На ее лице снова появилась едва заметная самоуверенная улыбка.
— Ты же здесь, верно? — тихо сказала она.
Он испытал сильное желание ударить Дорис по ее красивым губам. Но она не отпрянула от него.
— Тебе не будет плохо, — продолжила она. — Подумай об этом. Тебе не придется ни о чем беспокоиться. Ни о карьере, ни о возрасте.
Он жестко посмотрел на нее, но она выдержала его взгляд.
— Мы — отличная пара. Прекрасно смотримся вдвоем. Подходим друг другу по возрасту. В постели. Мы можем стареть вместе. Достойно. Комфортно. Я получила бы то, о чем всегда мечтала. А ты обрел бы покой и финансовую стабильность. Это весьма важно для актера, разменявшего пятый десяток.
Она коснулась рукой его бедра. В первый момент он испытал желание отодвинуться. Но ее сексапильность привлекала его сильнее, чем деньги. То, что Джоан отвергала, эта женщина хотела, причем с жадностью. Приятно, когда тебя хотят. Он сдался, позволил ей трогать себя. Наконец он снова вошел в нее — с большей легкостью, чем в первый раз.
Она предавалась любви с жаром, неистово. Была горячей, влажной, агрессивной. Или такой она становилась только с ним? Может быть, она вела себя так с любым понравившимся ей мужчиной? Сейчас это не имело значения. Она хотела его. Он хотел быть желанным. Это всегда было достаточным оправданием секса.

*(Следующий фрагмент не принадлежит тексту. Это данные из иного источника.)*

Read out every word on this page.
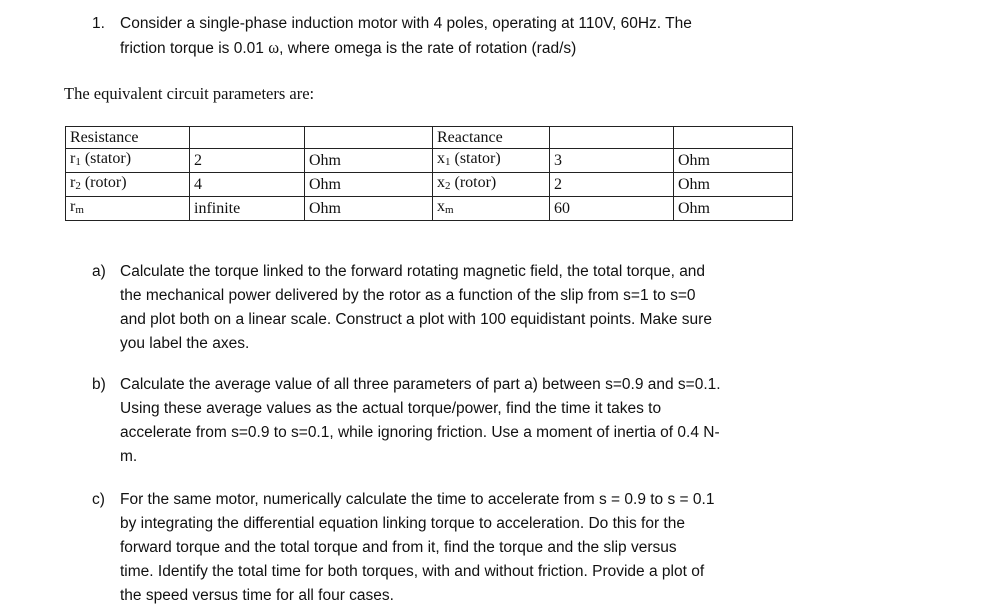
1. Consider a single-phase induction motor with 4 poles, operating at 110V, 60Hz. The
friction torque is 0.01 ω, where omega is the rate of rotation (rad/s)
The equivalent circuit parameters are:
Resistance			Reactance		
r1 (stator)	2	Ohm	x1 (stator)	3	Ohm
r2 (rotor)	4	Ohm	x2 (rotor)	2	Ohm
rm	infinite	Ohm	xm	60	Ohm
a) Calculate the torque linked to the forward rotating magnetic field, the total torque, and
the mechanical power delivered by the rotor as a function of the slip from s=1 to s=0
and plot both on a linear scale. Construct a plot with 100 equidistant points. Make sure
you label the axes.
b) Calculate the average value of all three parameters of part a) between s=0.9 and s=0.1.
Using these average values as the actual torque/power, find the time it takes to
accelerate from s=0.9 to s=0.1, while ignoring friction. Use a moment of inertia of 0.4 N-
m.
c) For the same motor, numerically calculate the time to accelerate from s = 0.9 to s = 0.1
by integrating the differential equation linking torque to acceleration. Do this for the
forward torque and the total torque and from it, find the torque and the slip versus
time. Identify the total time for both torques, with and without friction. Provide a plot of
the speed versus time for all four cases.
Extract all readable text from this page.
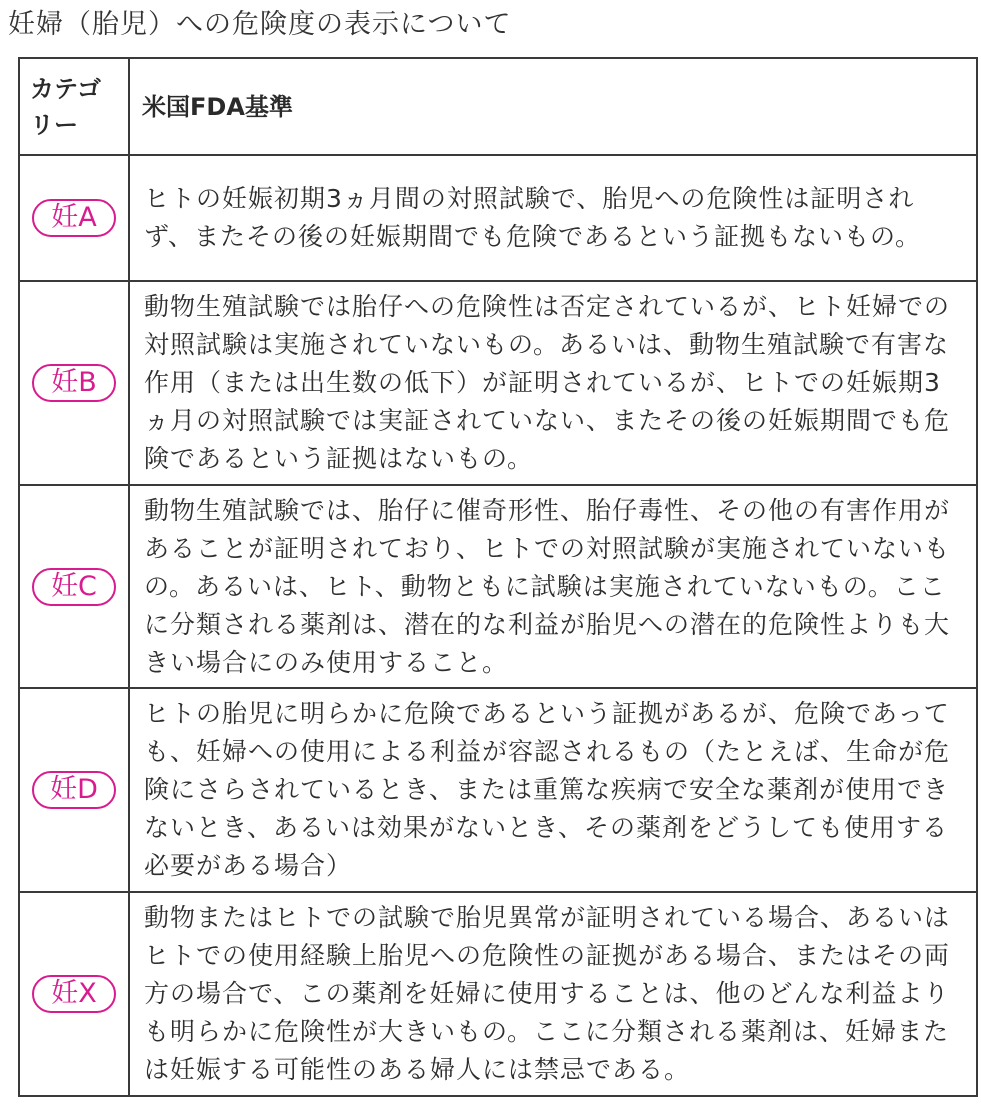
妊婦（胎児）への危険度の表示について
カテゴリー	米国FDA基準
妊A	ヒトの妊娠初期3ヵ月間の対照試験で、胎児への危険性は証明されず、またその後の妊娠期間でも危険であるという証拠もないもの。
妊B	動物生殖試験では胎仔への危険性は否定されているが、ヒト妊婦での対照試験は実施されていないもの。あるいは、動物生殖試験で有害な作用（または出生数の低下）が証明されているが、ヒトでの妊娠期3ヵ月の対照試験では実証されていない、またその後の妊娠期間でも危険であるという証拠はないもの。
妊C	動物生殖試験では、胎仔に催奇形性、胎仔毒性、その他の有害作用があることが証明されており、ヒトでの対照試験が実施されていないもの。あるいは、ヒト、動物ともに試験は実施されていないもの。ここに分類される薬剤は、潜在的な利益が胎児への潜在的危険性よりも大きい場合にのみ使用すること。
妊D	ヒトの胎児に明らかに危険であるという証拠があるが、危険であっても、妊婦への使用による利益が容認されるもの（たとえば、生命が危険にさらされているとき、または重篤な疾病で安全な薬剤が使用できないとき、あるいは効果がないとき、その薬剤をどうしても使用する必要がある場合）
妊X	動物またはヒトでの試験で胎児異常が証明されている場合、あるいはヒトでの使用経験上胎児への危険性の証拠がある場合、またはその両方の場合で、この薬剤を妊婦に使用することは、他のどんな利益よりも明らかに危険性が大きいもの。ここに分類される薬剤は、妊婦または妊娠する可能性のある婦人には禁忌である。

Проснувшись, он обнаружил, что находится один. Он приподнялся в изумлении на незнакомой круглой кровати. Увидел в дальнем углу комнаты Дорис. Она была в знакомом ему красном бархатном халате. Она слегка раздвинула шторы и смотрела на рассвет. Джеф встал с кровати и подошел к ней. Она заметила его приближение, но не повернулась. Он обнял ее. Она схватила его руки, прижала к своим грудям. Ее крупные соски поднялись, отвердели, однако она продолжала смотреть в окно.
— Я ненавижу Техас. Эту жару и пыль. Ветер и снег. Но, кажется, я буду всегда скучать по техасским рассветам.

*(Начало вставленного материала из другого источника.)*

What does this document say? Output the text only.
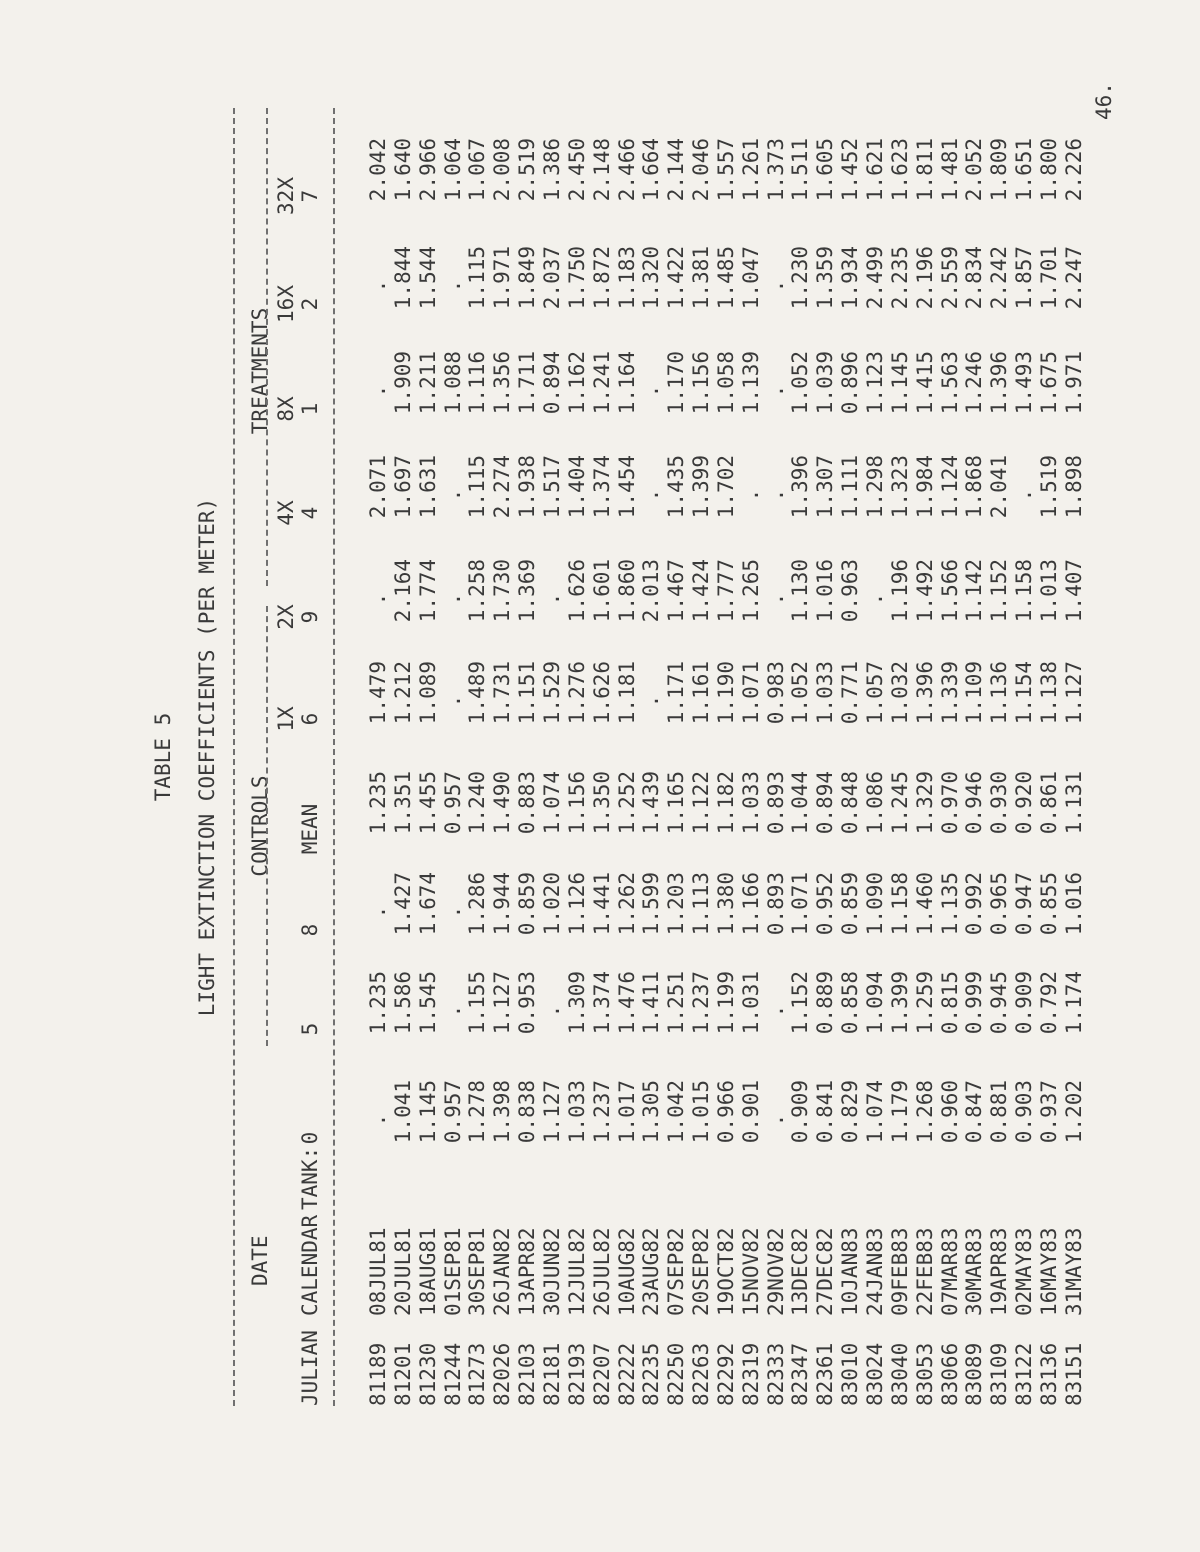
46.
TABLE 5 LIGHT EXTINCTION COEFFICIENTS (PER METER)
DATE
CONTROLS
TREATMENTS
1X
2X
4X
8X
16X
32X
JULIAN
CALENDAR
TANK:
0
5
8
MEAN
6
9
4
1
2
7
81189
08JUL81
.
1.235
.
1.235
1.479
.
2.071
.
.
2.042
81201
20JUL81
1.041
1.586
1.427
1.351
1.212
2.164
1.697
1.909
1.844
1.640
81230
18AUG81
1.145
1.545
1.674
1.455
1.089
1.774
1.631
1.211
1.544
2.966
81244
01SEP81
0.957
.
.
0.957
.
.
.
1.088
.
1.064
81273
30SEP81
1.278
1.155
1.286
1.240
1.489
1.258
1.115
1.116
1.115
1.067
82026
26JAN82
1.398
1.127
1.944
1.490
1.731
1.730
2.274
1.356
1.971
2.008
82103
13APR82
0.838
0.953
0.859
0.883
1.151
1.369
1.938
1.711
1.849
2.519
82181
30JUN82
1.127
.
1.020
1.074
1.529
.
1.517
0.894
2.037
1.386
82193
12JUL82
1.033
1.309
1.126
1.156
1.276
1.626
1.404
1.162
1.750
2.450
82207
26JUL82
1.237
1.374
1.441
1.350
1.626
1.601
1.374
1.241
1.872
2.148
82222
10AUG82
1.017
1.476
1.262
1.252
1.181
1.860
1.454
1.164
1.183
2.466
82235
23AUG82
1.305
1.411
1.599
1.439
.
2.013
.
.
1.320
1.664
82250
07SEP82
1.042
1.251
1.203
1.165
1.171
1.467
1.435
1.170
1.422
2.144
82263
20SEP82
1.015
1.237
1.113
1.122
1.161
1.424
1.399
1.156
1.381
2.046
82292
19OCT82
0.966
1.199
1.380
1.182
1.190
1.777
1.702
1.058
1.485
1.557
82319
15NOV82
0.901
1.031
1.166
1.033
1.071
1.265
.
1.139
1.047
1.261
82333
29NOV82
.
.
0.893
0.893
0.983
.
.
.
.
1.373
82347
13DEC82
0.909
1.152
1.071
1.044
1.052
1.130
1.396
1.052
1.230
1.511
82361
27DEC82
0.841
0.889
0.952
0.894
1.033
1.016
1.307
1.039
1.359
1.605
83010
10JAN83
0.829
0.858
0.859
0.848
0.771
0.963
1.111
0.896
1.934
1.452
83024
24JAN83
1.074
1.094
1.090
1.086
1.057
.
1.298
1.123
2.499
1.621
83040
09FEB83
1.179
1.399
1.158
1.245
1.032
1.196
1.323
1.145
2.235
1.623
83053
22FEB83
1.268
1.259
1.460
1.329
1.396
1.492
1.984
1.415
2.196
1.811
83066
07MAR83
0.960
0.815
1.135
0.970
1.339
1.566
1.124
1.563
2.559
1.481
83089
30MAR83
0.847
0.999
0.992
0.946
1.109
1.142
1.868
1.246
2.834
2.052
83109
19APR83
0.881
0.945
0.965
0.930
1.136
1.152
2.041
1.396
2.242
1.809
83122
02MAY83
0.903
0.909
0.947
0.920
1.154
1.158
.
1.493
1.857
1.651
83136
16MAY83
0.937
0.792
0.855
0.861
1.138
1.013
1.519
1.675
1.701
1.800
83151
31MAY83
1.202
1.174
1.016
1.131
1.127
1.407
1.898
1.971
2.247
2.226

Он внезапно понял, что она говорила так, словно он уезжает с ней. Внутреннее сопротивление заставило Джефа замереть.
— Подумай об этом, — сказала она, не сомневаясь в том, что его окончательное решение будет положительным.
Он промолчал, и она добавила:
— Из безработного актера ты можешь превратиться в одного из самых независимых мужчин на свете. Тебе не придется ждать телефонного звонка. Листать голливудские газеты в поисках информации о запланированных съемках. Узнавать у Доктора, рассматривают ли твою кандидатуру. И позже — почему тебя отвергли. Ничего этого не будет. Тут есть о чем подумать.
Она почувствовала себя победительницей, когда его пальцы сжали ее груди. Но она также знала, как опасно одерживать победу над мужчиной. Особенно с помощью неоспоримой правды.
— Это лучшие аргументы в пользу того, чтобы стать жиголо, какие мне доводилось слышать, — сказал он.
Она повернулась к нему.
— Я говорю о браке, мистер!
Дорис казалась такой искренней, обиженной, что он пожалел о своих словах.
— Как ты ни называй это, суть остается той же.
— Называй это как хочешь. Только скажи «да».
Он отвернулся от нее, в темноте добрался до кровати, отыскал одежду и собрался одеться.
— Бритвенные принадлежности в ванной. Там есть все необходимое, — сказала Дорис.
Он направился в ванную, но она крикнула:
— Не эта!
Он нашел вторую дверь, шагнул туда и обнаружил мужскую ванную, облицованную голубым кафелем. Морской мотив присутствовал в полотенцах и оформлении медицинского шкафчика. Джеф взял безопасную бритву, нанес на кожу дорогую ароматную пену для бритья и начал бриться.
Глаза Джефа были прикованы к их отражению в зеркале. Мягкие, нежно-голубые, обезоруживающие мальчишеские в более раннем возрасте, с годами они потеряли выразительность. Возле них появились морщинки, зарождающиеся «мешки». Все это можно ликвидировать с помощью операции. Кожу лица подтягивают с той же легкостью, что и струны скрипки. Волосы можно ежемесячно подкрашивать.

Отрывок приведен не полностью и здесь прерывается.